Hey guys! I hope you liked how I was going to post more and then didn’t make any new posts. I haven’t even updated my Twitter! But please feel free to follow me regardless.
I’m writing tonight about something that I am naming “silent crossovers”. Just so we’re clear:
-A normal crossover can be defined as characters or something recognizable from another webcomic (or, more generally, another ‘universe’ already established separately) appearing in a different webcomic (or other universe whatever). I’m on the fence about listing different universes made by the same author as crossovers… I mean, they are kind of, but they don’t capture the feeling I’m looking for. A real crossover should involve the characters being drawn into canon storyline by the (different) author of the other webcomic, and having it be a big thing. A stellar example would have to be the Ultimate Final Civil War Invasion Crisis Thing from Least I Could Do. Though I mean, that takes the concept of “having it be a big thing” and running as far as possible with it. Anyway, then we get to what I just said I excluded…

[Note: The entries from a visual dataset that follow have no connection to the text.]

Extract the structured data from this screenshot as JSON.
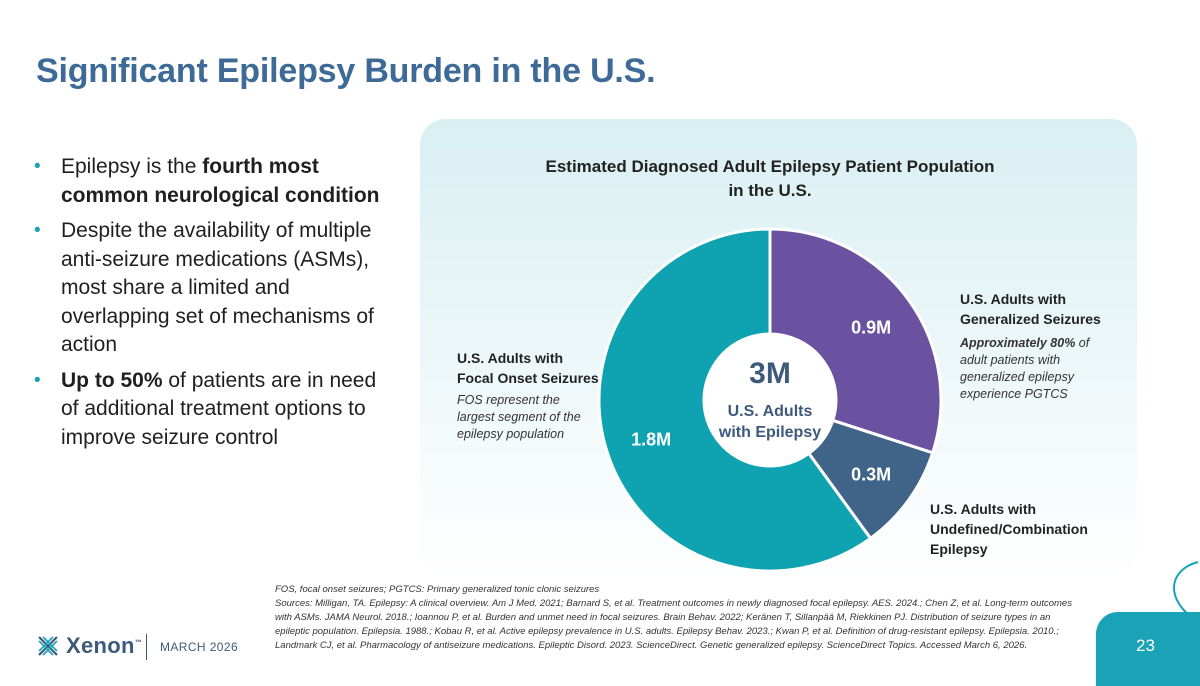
{
  "slide": {
    "title": "Significant Epilepsy Burden in the U.S.",
    "page_number": "23",
    "date": "MARCH 2026",
    "logo_text": "Xenon",
    "logo_tm": "™"
  },
  "bullets": [
    {
      "pre": "Epilepsy is the ",
      "bold": "fourth most common neurological condition",
      "post": ""
    },
    {
      "pre": "Despite the availability of multiple anti-seizure medications (ASMs), most share a limited and overlapping set of mechanisms of action",
      "bold": "",
      "post": ""
    },
    {
      "pre": "",
      "bold": "Up to 50%",
      "post": " of patients are in need of additional treatment options to improve seizure control"
    }
  ],
  "chart_data": {
    "type": "pie",
    "title": "Estimated Diagnosed Adult Epilepsy Patient Population in the U.S.",
    "title_line1": "Estimated Diagnosed Adult Epilepsy Patient Population",
    "title_line2": "in the U.S.",
    "center_value": "3M",
    "center_label_line1": "U.S. Adults",
    "center_label_line2": "with Epilepsy",
    "slices": [
      {
        "name": "U.S. Adults with Generalized Seizures",
        "value": 0.9,
        "label": "0.9M",
        "color": "#6a52a0"
      },
      {
        "name": "U.S. Adults with Undefined/Combination Epilepsy",
        "value": 0.3,
        "label": "0.3M",
        "color": "#3f6488"
      },
      {
        "name": "U.S. Adults with Focal Onset Seizures",
        "value": 1.8,
        "label": "1.8M",
        "color": "#0fa2b0"
      }
    ]
  },
  "annotations": {
    "generalized": {
      "head1": "U.S. Adults with",
      "head2": "Generalized Seizures",
      "note_bold": "Approximately 80%",
      "note_rest1": " of",
      "note_rest2": "adult patients with",
      "note_rest3": "generalized epilepsy",
      "note_rest4": "experience PGTCS"
    },
    "focal": {
      "head1": "U.S. Adults with",
      "head2": "Focal Onset Seizures",
      "note1": "FOS represent the",
      "note2": "largest segment of the",
      "note3": "epilepsy population"
    },
    "undefined": {
      "head1": "U.S. Adults with",
      "head2": "Undefined/Combination",
      "head3": "Epilepsy"
    }
  },
  "footnotes": {
    "abbrev": "FOS, focal onset seizures; PGTCS: Primary generalized tonic clonic seizures",
    "sources": "Sources: Milligan, TA. Epilepsy: A clinical overview. Am J Med. 2021; Barnard S, et al. Treatment outcomes in newly diagnosed focal epilepsy. AES. 2024.; Chen Z, et al. Long-term outcomes with ASMs. JAMA Neurol. 2018.; Ioannou P, et al. Burden and unmet need in focal seizures. Brain Behav. 2022; Keränen T, Sillanpää M, Riekkinen PJ. Distribution of seizure types in an epileptic population. Epilepsia. 1988.; Kobau R, et al. Active epilepsy prevalence in U.S. adults. Epilepsy Behav. 2023.; Kwan P, et al. Definition of drug-resistant epilepsy. Epilepsia. 2010.; Landmark CJ, et al. Pharmacology of antiseizure medications. Epileptic Disord. 2023. ScienceDirect. Genetic generalized epilepsy. ScienceDirect Topics. Accessed March 6, 2026."
  }
}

-Same author crossover! An example would be John: Examine Problem Sleuth Poster (though I can name about, oh, I dunno, four million from MSPA alone. LOOK, THEY ARE FLASHING RED). This is any kind of reference to past work, be it directly with characters or indirectly with little in-jokes, though of course if the character goes on to become a member of the NEW cast and it turns out that really this story is just set ahead in time from the last story, it stops counting. Even if you brought them back from the dead.
-A guest strip is also something! But this should be more obviously differentiated… it is done by artist A, for artist B, and appears on artist B’s website. That last part there is the big difference. I am not going to link you to an example of a guest strip, so if you’ve never seen one, YOU MAY WANT TO START READING WEBCOMICS HUH
So what do I define as a silent crossover? Basically, it’s a normal crossover, except it’s not designed to draw attention to itself. With a normal crossover, to get full enjoyment, you’d have to read both comics to know the characters, but with a silent crossover, if you had never read the comic it was referencing, you would perhaps never even know there was a crossover going on at all. Not to say it doesn’t add another layer of enjoyment, but it’s completely unnecessary for understanding’s sake.

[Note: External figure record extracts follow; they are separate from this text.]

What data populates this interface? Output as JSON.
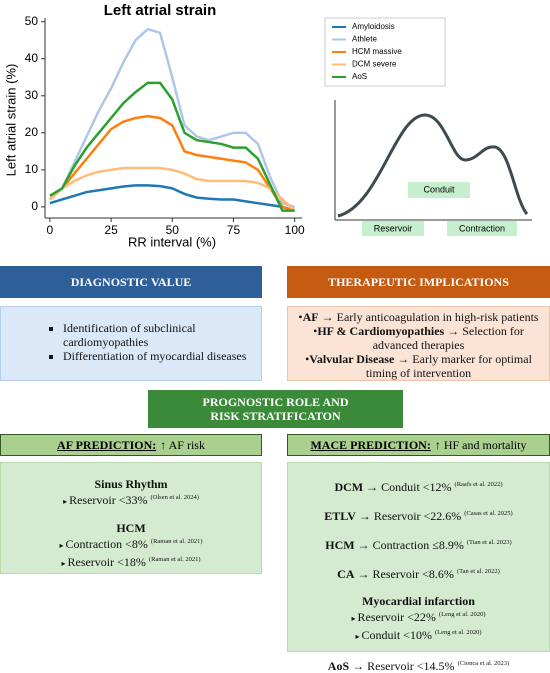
{
  "chart_data": {
    "type": "line",
    "title": "Left atrial strain",
    "x_label": "RR interval (%)",
    "y_label": "Left atrial strain (%)",
    "x": [
      0,
      5,
      10,
      15,
      20,
      25,
      30,
      35,
      40,
      45,
      50,
      55,
      60,
      65,
      70,
      75,
      80,
      85,
      90,
      95,
      100
    ],
    "series": [
      {
        "name": "Amyloidosis",
        "color": "#1f77b4",
        "values": [
          1,
          2,
          3,
          4,
          4.5,
          5,
          5.5,
          5.8,
          5.8,
          5.6,
          5,
          3.5,
          2.5,
          2.2,
          2,
          2,
          1.5,
          1,
          0.5,
          0,
          -1
        ]
      },
      {
        "name": "Athlete",
        "color": "#aec7e8",
        "values": [
          2,
          5,
          12,
          19,
          26,
          32,
          39,
          45,
          48,
          47,
          35,
          22,
          19,
          18,
          19,
          20,
          20,
          17,
          8,
          1,
          0
        ]
      },
      {
        "name": "HCM massive",
        "color": "#ff7f0e",
        "values": [
          2,
          5,
          9,
          13,
          17,
          21,
          23,
          24,
          24.5,
          24,
          22,
          15,
          14,
          13.5,
          13,
          12.5,
          12,
          10,
          5,
          0,
          -1
        ]
      },
      {
        "name": "DCM severe",
        "color": "#ffbb78",
        "values": [
          2,
          5,
          7,
          8.5,
          9.5,
          10,
          10.5,
          10.5,
          10.5,
          10.5,
          10,
          9,
          7.5,
          7,
          7,
          7,
          7,
          6.5,
          5,
          2,
          -1
        ]
      },
      {
        "name": "AoS",
        "color": "#2ca02c",
        "values": [
          3,
          5,
          11,
          16,
          20,
          24,
          28,
          31,
          33.5,
          33.5,
          29,
          20,
          18,
          17.5,
          17,
          16,
          16,
          13,
          6,
          -1,
          -1
        ]
      }
    ],
    "xlim": [
      -2,
      103
    ],
    "ylim": [
      -3,
      51
    ],
    "xticks": [
      0,
      25,
      50,
      75,
      100
    ],
    "yticks": [
      0,
      10,
      20,
      30,
      40,
      50
    ],
    "legend": "upper right"
  },
  "schematic": {
    "labels": [
      "Conduit",
      "Reservoir",
      "Contraction"
    ]
  },
  "diagnostic": {
    "title": "DIAGNOSTIC VALUE",
    "items": [
      "Identification of subclinical cardiomyopathies",
      "Differentiation of myocardial diseases"
    ]
  },
  "therapeutic": {
    "title": "THERAPEUTIC IMPLICATIONS",
    "items": [
      {
        "bold": "AF",
        "text": "→ Early anticoagulation in high-risk patients"
      },
      {
        "bold": "HF & Cardiomyopathies",
        "text": "→ Selection for advanced therapies"
      },
      {
        "bold": "Valvular Disease",
        "text": "→ Early marker for optimal timing of intervention"
      }
    ]
  },
  "prognostic": {
    "title": "PROGNOSTIC ROLE AND RISK STRATIFICATON"
  },
  "af_prediction": {
    "title": "AF PREDICTION:",
    "subtitle": "↑ AF risk",
    "groups": [
      {
        "name": "Sinus Rhythm",
        "items": [
          {
            "text": "Reservoir <33%",
            "cite": "(Olsen et al. 2024)"
          }
        ]
      },
      {
        "name": "HCM",
        "items": [
          {
            "text": "Contraction <8%",
            "cite": "(Raman et al. 2021)"
          },
          {
            "text": "Reservoir <18%",
            "cite": "(Raman et al. 2021)"
          }
        ]
      }
    ]
  },
  "mace_prediction": {
    "title": "MACE PREDICTION:",
    "subtitle": "↑ HF and mortality",
    "groups": [
      {
        "name": "DCM",
        "text": "→ Conduit <12%",
        "cite": "(Raafs et al. 2022)"
      },
      {
        "name": "ETLV",
        "text": "→ Reservoir <22.6%",
        "cite": "(Casas et al. 2025)"
      },
      {
        "name": "HCM",
        "text": "→ Contraction  ≤8.9%",
        "cite": "(Tian et al. 2023)"
      },
      {
        "name": "CA",
        "text": "→ Reservoir <8.6%",
        "cite": "(Tan et al. 2022)"
      },
      {
        "name": "Myocardial infarction",
        "items": [
          {
            "text": "Reservoir <22%",
            "cite": "(Leng et al. 2020)"
          },
          {
            "text": "Conduit <10%",
            "cite": "(Leng et al. 2020)"
          }
        ]
      },
      {
        "name": "AoS",
        "text": "→ Reservoir <14.5%",
        "cite": "(Cionca et al. 2023)"
      }
    ]
  }
}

I had been considering writing an article on this subject for some time, so when David Willis of Shortpacked! snuck some characters and a setting from Questionable Content into the back of the strip and a whole Twitterized friggin’ EVENT started happening, I couldn’t resist. After Jeph Jacques read it and posted a link, with a sarcastic note about how Willis stole his characters and whatnot, a bunch of people responded via the Twitternets and apparently did not understand sarcasm!
“way to not ask Jeph Jacques, douchebag.”
“he’s still technically copying because there’s NO CREDIT GIVEN.”
“I understand he’s your friend by he should have given credit, wither on the art or a disc. Believe me I’ve seen some shit :(”
“I am going to hunt down that motherfucker where he lives and spear him through the heart!”
I admit I may have made one of those up, but my desire to sift through the MASSIVE amounts of tweets @jephjacques and @shortpacked is waning like a… waner. Anyway and then the whole thing turned into a wonderful fake feud that you’ll just have to read yourself, complete with images. <-NSFW!
Of course, it was pretty obviously fake, and reading the feud was pretty funny. It is a rather obvious statement that webcomic creators have senses of humor. But this is a great example of using networking and the magics of the internet to further promote your webcomic. Granted, QC and SP! are both, y’know, pretty big already. But no matter where you are, everything helps. They were obviously not conspiring behind the scenes like “put my characters in your comic and we’ll stage a surprise fake fight and people will laugh and WE WILL GET HITS MWAHAHA” (though that’d be cool too), but natural human interaction is enough of a selling point here. Like I’ve stressed before: if someone likes a comic, they will be interested in the author. Use it!
Off the top of my head, I can think of a couple other silent crossovers…
-Willis himself linked this in his history tonight.
…man, I know there are more out there, but my brain is totally blanking! Link some for me, please?